離婚するはずが、極上社長はお見合い妻に滾る愛を貫く

「……ふぁ、慶次……さん」

 時々耳をくすぐられるとたまらなくなる。その反応で彼はわたしの耳を舌で刺激する。

「あっ……」

 慌てて自分の口を塞いだ。まさかこんな声が出るなんて。

 しかし慶次さんはわたしの反応に気をよくしたのか、ますます耳への刺激を激しくした。

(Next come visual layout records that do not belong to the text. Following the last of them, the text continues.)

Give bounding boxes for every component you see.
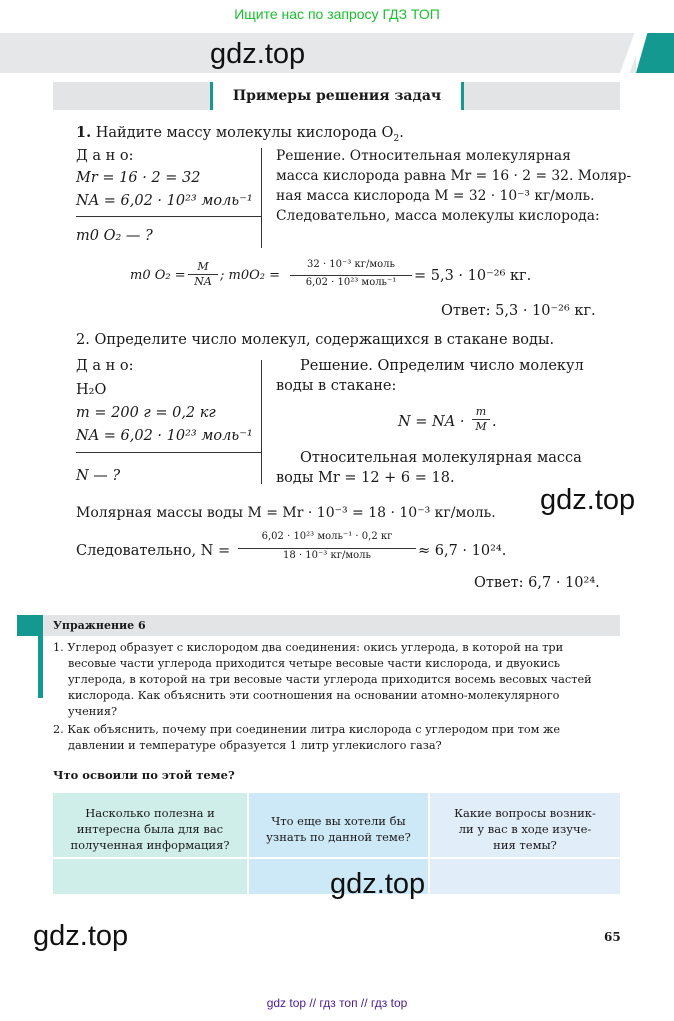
exercise-item-1	[53, 640, 623, 720]
page-number: 65	[604, 930, 621, 944]
watermark-middle: gdz.top	[540, 484, 636, 516]
exercise-side-bar	[38, 636, 43, 698]
problem2-conclusion-num: 6,02 · 10²³ моль⁻¹ · 0,2 кг	[261, 531, 393, 542]
problem2-solution-line-1: Решение. Определим число молекул	[300, 358, 584, 374]
problem1-formula-sep: ; m0O₂ =	[220, 268, 281, 283]
problem1-solution-line-3: ная масса кислорода M = 32 · 10⁻³ кг/моль.	[276, 188, 595, 204]
reflection-col-1-line: интересна была для вас	[76, 822, 224, 836]
problem1-statement: 1. Найдите массу молекулы кислорода $O_2$.	[76, 124, 404, 144]
problem2-relative-line-1: Относительная молекулярная масса	[300, 450, 582, 466]
problem1-given-label: Д а н о:	[76, 148, 134, 164]
reflection-col-2-line: Что еще вы хотели бы	[271, 814, 406, 828]
problem1-given-2: NA = 6,02 · 10²³ моль⁻¹	[76, 193, 253, 209]
section-title: Примеры решения задач	[210, 82, 464, 110]
reflection-row-divider	[53, 857, 620, 859]
problem1-solution-line-2: масса кислорода равна Mr = 16 · 2 = 32. Моляр-	[276, 168, 632, 184]
exercise-item-1-line: весовые части углерода приходится четыре весовые части кислорода, и двуокись	[68, 657, 561, 670]
problem2-answer: Ответ: 6,7 · 10²⁴.	[474, 575, 600, 591]
problem2-molar-line: Молярная массы воды M = Mr · 10⁻³ = 18 · 10⁻³ кг/моль.	[76, 505, 496, 521]
problem1-given-rule	[261, 148, 262, 248]
problem1-solution-line-4: Следовательно, масса молекулы кислорода:	[276, 208, 600, 224]
problem2-unknown: N — ?	[76, 468, 121, 484]
reflection-col-3-line: ли у вас в ходе изуче-	[458, 822, 592, 836]
header-band	[0, 33, 636, 73]
problem1-frac1-den: NA	[188, 274, 218, 289]
exercise-item-1-line: углерода, в которой на три весовые части углерода приходится восемь весовых частей	[68, 673, 592, 686]
reflection-col-3	[430, 793, 620, 894]
problem1-frac2	[290, 258, 412, 290]
problem2-statement: 2. Определите число молекул, содержащихся в стакане воды.	[76, 332, 555, 348]
problem1-frac1-num: M	[197, 260, 209, 273]
exercise-item-2	[53, 722, 623, 754]
watermark-top: gdz.top	[210, 38, 306, 70]
problem2-solution-line-2: воды в стакане:	[276, 378, 397, 394]
problem2-frac-main-num: m	[475, 405, 487, 418]
problem2-conclusion-frac	[238, 530, 416, 563]
reflection-title: Что освоили по этой теме?	[53, 768, 235, 782]
ad-banner-bottom[interactable]: gdz top // гдз топ // гдз top	[266, 996, 408, 1010]
problem2-relative-line-2: воды Mr = 12 + 6 = 18.	[276, 470, 455, 486]
exercise-header-accent	[17, 615, 43, 636]
problem1-solution-line-1: Решение. Относительная молекулярная	[276, 148, 571, 164]
problem2-conclusion-den: 18 · 10⁻³ кг/моль	[238, 548, 416, 563]
exercise-item-2-line: давлении и температуре образуется 1 литр углекислого газа?	[68, 739, 442, 752]
exercise-item-1-line: учения?	[68, 705, 118, 718]
problem2-frac-main-den: M	[472, 419, 490, 434]
problem1-frac1	[188, 260, 218, 289]
problem1-answer: Ответ: 5,3 · 10⁻²⁶ кг.	[441, 303, 596, 319]
watermark-bottom: gdz.top	[33, 920, 129, 952]
problem1-given-divider	[76, 216, 261, 217]
problem1-frac2-num: 32 · 10⁻³ кг/моль	[307, 259, 395, 270]
ad-banner-top[interactable]: Ищите нас по запросу ГДЗ ТОП	[234, 6, 440, 22]
problem1-formula-result: = 5,3 · 10⁻²⁶ кг.	[414, 268, 532, 284]
problem2-given-label: Д а н о:	[76, 358, 134, 374]
exercise-item-1-line: 1. Углерод образует с кислородом два соединения: окись углерода, в которой на три	[53, 641, 564, 654]
problem1-unknown: m0 O₂ — ?	[76, 228, 153, 244]
exercise-title: Упражнение 6	[53, 619, 146, 632]
problem2-given-1: H₂O	[76, 382, 107, 398]
problem1-formula-lhs: m0 O₂ =	[130, 268, 186, 283]
problem2-given-rule	[261, 360, 262, 484]
problem2-given-divider	[76, 452, 261, 453]
watermark-table: gdz.top	[330, 868, 426, 900]
reflection-col-1-line: Насколько полезна и	[85, 806, 215, 820]
problem2-formula-dot: .	[492, 414, 497, 430]
reflection-col-1-line: полученная информация?	[70, 838, 230, 852]
exercise-item-2-line: 2. Как объяснить, почему при соединении литра кислорода с углеродом при том же	[53, 723, 561, 736]
problem2-conclusion-result: ≈ 6,7 · 10²⁴.	[418, 543, 507, 559]
problem2-given-3: NA = 6,02 · 10²³ моль⁻¹	[76, 428, 253, 444]
problem2-conclusion-lhs: Следовательно, N =	[76, 543, 231, 559]
reflection-col-1	[53, 793, 249, 894]
problem2-frac-main	[472, 405, 490, 434]
problem1-frac2-den: 6,02 · 10²³ моль⁻¹	[290, 275, 412, 290]
reflection-col-3-line: Какие вопросы возник-	[454, 806, 596, 820]
problem1-given-1: Mr = 16 · 2 = 32	[76, 170, 201, 186]
reflection-col-3-line: ния темы?	[493, 838, 557, 852]
exercise-item-1-line: кислорода. Как объяснить эти соотношения на основании атомно-молекулярного	[68, 689, 560, 702]
reflection-col-2-line: узнать по данной теме?	[266, 830, 411, 844]
problem2-given-2: m = 200 г = 0,2 кг	[76, 405, 216, 421]
problem2-formula-lhs: N = NA ·	[398, 414, 465, 430]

 ねっとりと舐められたり時に甘噛みされたり、声を抑えるのに必死になったわたしは、口元を押さえながら必死に嫌だと顔を左右に振って拒否する。

 けれどそれは彼にとっては逆効果だったみたいだ。

「そんなかわいいい反抗したところで、逆にもっとしたくなるから無駄だよ」

 そんな! じゃあどうすればいいの。

 今まで感じたことのない刺激にわたしは目を潤ませた。

 慶次さんは耳への刺激を加えつつ大きな手のひらで、優しくわたしの体を撫でる。腰から脇へと滑った手が、今まで誰にも触れられたことのないふくらみに到達した。

「ン……っ」

 優しい手つきだったが与えられる刺激は、快感に不慣れなわたしにとっては十分なものだった。